Mark Rosenstein has been a fixture in the Appalachian-area food “scene” for 40 years, though one could always argue that referring to our local food culture as a “scene” has been a rather recent development.

Rosenstein is well known as the chef and proprietor of The Market Place restaurant on Asheville’s Wall Street, an institution that has become a fixture in its own rights. The Market Place is one of the cornerstones in the foundation of Asheville’s coalition of restaurants, serving modern, seasonal cuisine since when such terms were not buzzwords.

Recently, Rosenstein finalized the sale of The Market Place to chef William Dissen, though he remains involved as a consultant.

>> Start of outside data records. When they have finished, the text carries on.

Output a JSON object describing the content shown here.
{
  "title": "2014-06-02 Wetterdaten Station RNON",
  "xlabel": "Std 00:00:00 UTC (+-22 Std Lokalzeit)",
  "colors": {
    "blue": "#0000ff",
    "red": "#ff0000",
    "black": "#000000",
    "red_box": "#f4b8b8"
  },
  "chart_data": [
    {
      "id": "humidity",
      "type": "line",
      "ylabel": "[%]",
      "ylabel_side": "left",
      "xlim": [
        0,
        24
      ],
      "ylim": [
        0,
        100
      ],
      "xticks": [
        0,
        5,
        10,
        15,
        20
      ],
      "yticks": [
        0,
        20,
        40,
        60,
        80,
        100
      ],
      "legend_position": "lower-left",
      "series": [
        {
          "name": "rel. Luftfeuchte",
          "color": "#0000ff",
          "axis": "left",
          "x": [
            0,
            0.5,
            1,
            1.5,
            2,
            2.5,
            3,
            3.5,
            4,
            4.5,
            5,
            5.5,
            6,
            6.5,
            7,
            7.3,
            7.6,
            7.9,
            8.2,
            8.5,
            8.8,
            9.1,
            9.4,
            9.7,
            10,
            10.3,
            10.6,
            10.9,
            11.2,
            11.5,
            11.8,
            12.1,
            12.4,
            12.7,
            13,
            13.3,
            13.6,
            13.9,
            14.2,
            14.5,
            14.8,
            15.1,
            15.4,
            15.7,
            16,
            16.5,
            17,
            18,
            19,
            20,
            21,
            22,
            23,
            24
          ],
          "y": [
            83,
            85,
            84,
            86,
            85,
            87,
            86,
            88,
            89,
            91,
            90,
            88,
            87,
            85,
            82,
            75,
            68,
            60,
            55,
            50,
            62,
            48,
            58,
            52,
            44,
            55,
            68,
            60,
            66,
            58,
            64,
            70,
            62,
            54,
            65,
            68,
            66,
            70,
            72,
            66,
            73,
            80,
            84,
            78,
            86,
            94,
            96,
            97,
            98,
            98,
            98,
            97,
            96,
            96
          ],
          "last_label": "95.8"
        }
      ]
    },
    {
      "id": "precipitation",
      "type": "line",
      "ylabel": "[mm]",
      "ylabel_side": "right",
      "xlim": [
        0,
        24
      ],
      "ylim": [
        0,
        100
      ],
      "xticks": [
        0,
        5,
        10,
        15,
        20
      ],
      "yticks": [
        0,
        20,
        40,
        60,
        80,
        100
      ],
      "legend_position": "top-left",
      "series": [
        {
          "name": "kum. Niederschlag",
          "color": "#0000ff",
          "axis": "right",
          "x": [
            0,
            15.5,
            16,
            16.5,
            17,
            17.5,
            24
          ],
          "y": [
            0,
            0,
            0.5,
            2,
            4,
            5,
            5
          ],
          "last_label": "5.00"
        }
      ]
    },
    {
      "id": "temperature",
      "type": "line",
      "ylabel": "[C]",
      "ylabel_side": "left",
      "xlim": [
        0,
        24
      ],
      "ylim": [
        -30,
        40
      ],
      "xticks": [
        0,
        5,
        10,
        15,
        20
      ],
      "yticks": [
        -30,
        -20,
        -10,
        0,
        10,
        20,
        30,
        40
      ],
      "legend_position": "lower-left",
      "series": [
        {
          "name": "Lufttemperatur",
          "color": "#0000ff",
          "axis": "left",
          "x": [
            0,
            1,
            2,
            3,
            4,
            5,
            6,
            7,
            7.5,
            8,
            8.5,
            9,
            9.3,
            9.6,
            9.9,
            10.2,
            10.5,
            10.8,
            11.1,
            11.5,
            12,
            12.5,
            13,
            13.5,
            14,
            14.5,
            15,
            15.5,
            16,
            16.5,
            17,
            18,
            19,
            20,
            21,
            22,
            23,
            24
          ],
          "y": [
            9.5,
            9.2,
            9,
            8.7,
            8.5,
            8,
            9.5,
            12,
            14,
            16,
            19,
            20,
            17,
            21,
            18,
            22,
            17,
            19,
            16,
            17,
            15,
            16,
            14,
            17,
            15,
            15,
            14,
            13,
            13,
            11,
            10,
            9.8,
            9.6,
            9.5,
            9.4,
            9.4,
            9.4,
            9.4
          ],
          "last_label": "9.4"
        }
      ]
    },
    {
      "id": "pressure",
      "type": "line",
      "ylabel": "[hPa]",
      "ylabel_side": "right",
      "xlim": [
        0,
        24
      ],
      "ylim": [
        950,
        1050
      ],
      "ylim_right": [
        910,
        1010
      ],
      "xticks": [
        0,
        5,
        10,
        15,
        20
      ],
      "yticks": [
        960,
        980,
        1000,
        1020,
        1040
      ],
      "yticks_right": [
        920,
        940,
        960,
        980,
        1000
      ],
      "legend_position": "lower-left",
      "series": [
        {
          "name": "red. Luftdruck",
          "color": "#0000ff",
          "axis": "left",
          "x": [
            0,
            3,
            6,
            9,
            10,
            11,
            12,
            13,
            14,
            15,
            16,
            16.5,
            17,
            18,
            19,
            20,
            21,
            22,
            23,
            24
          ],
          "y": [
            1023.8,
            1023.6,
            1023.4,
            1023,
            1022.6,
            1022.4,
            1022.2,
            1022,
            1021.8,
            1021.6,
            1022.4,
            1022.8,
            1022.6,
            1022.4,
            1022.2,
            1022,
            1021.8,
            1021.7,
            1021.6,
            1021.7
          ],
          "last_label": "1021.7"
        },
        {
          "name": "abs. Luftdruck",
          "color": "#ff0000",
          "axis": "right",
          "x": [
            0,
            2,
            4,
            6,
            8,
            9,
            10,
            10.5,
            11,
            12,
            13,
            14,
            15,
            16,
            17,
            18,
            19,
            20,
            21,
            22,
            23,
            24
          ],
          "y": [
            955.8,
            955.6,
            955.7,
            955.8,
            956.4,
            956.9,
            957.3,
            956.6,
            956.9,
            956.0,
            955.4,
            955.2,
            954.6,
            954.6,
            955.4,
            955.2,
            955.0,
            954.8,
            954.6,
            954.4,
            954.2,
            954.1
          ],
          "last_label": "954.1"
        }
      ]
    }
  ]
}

Freeing himself at least somewhat of his daily duties has apparently sparked Rosenstein’s creative juices: He’s recently launched a vivid food blog, The French Broad: Lessons from the Appalachian Table.

On his site, Rosenstein’s words run the gamut from the floral to the practical as he speaks of his love of the hearth, the family table or his well-worn iron skillets:

“Having made my way for forty years working with food, there are a few practices I have come to believe are essential for balance. The acts of cooking and then gathering around the table to share fulfill so many of our needs. It is not a difficult or complicated matter to have this happen, but it does require a conscious decision to do so. We are not solitary creatures. Gathering around the table is a communal act and from that place all civilization emanates. We teach our children there, honor our ancestors, begin and continue courtship, celebrate our fortunes; happy or sad, solidify partnerships, negotiate treaties of peace, brainstorm the future, and give thanks with offerings of food. I challenge you to name an activity more important than sharing food around the table. The Table is the foundation of civilization; culture stands on the backs of cooks.”

In addition to planning his next book and pursuing his interest in photography, Rosenstein has just used goats to clear some of his land in Asheville in preparations for his first urban garden, the site says.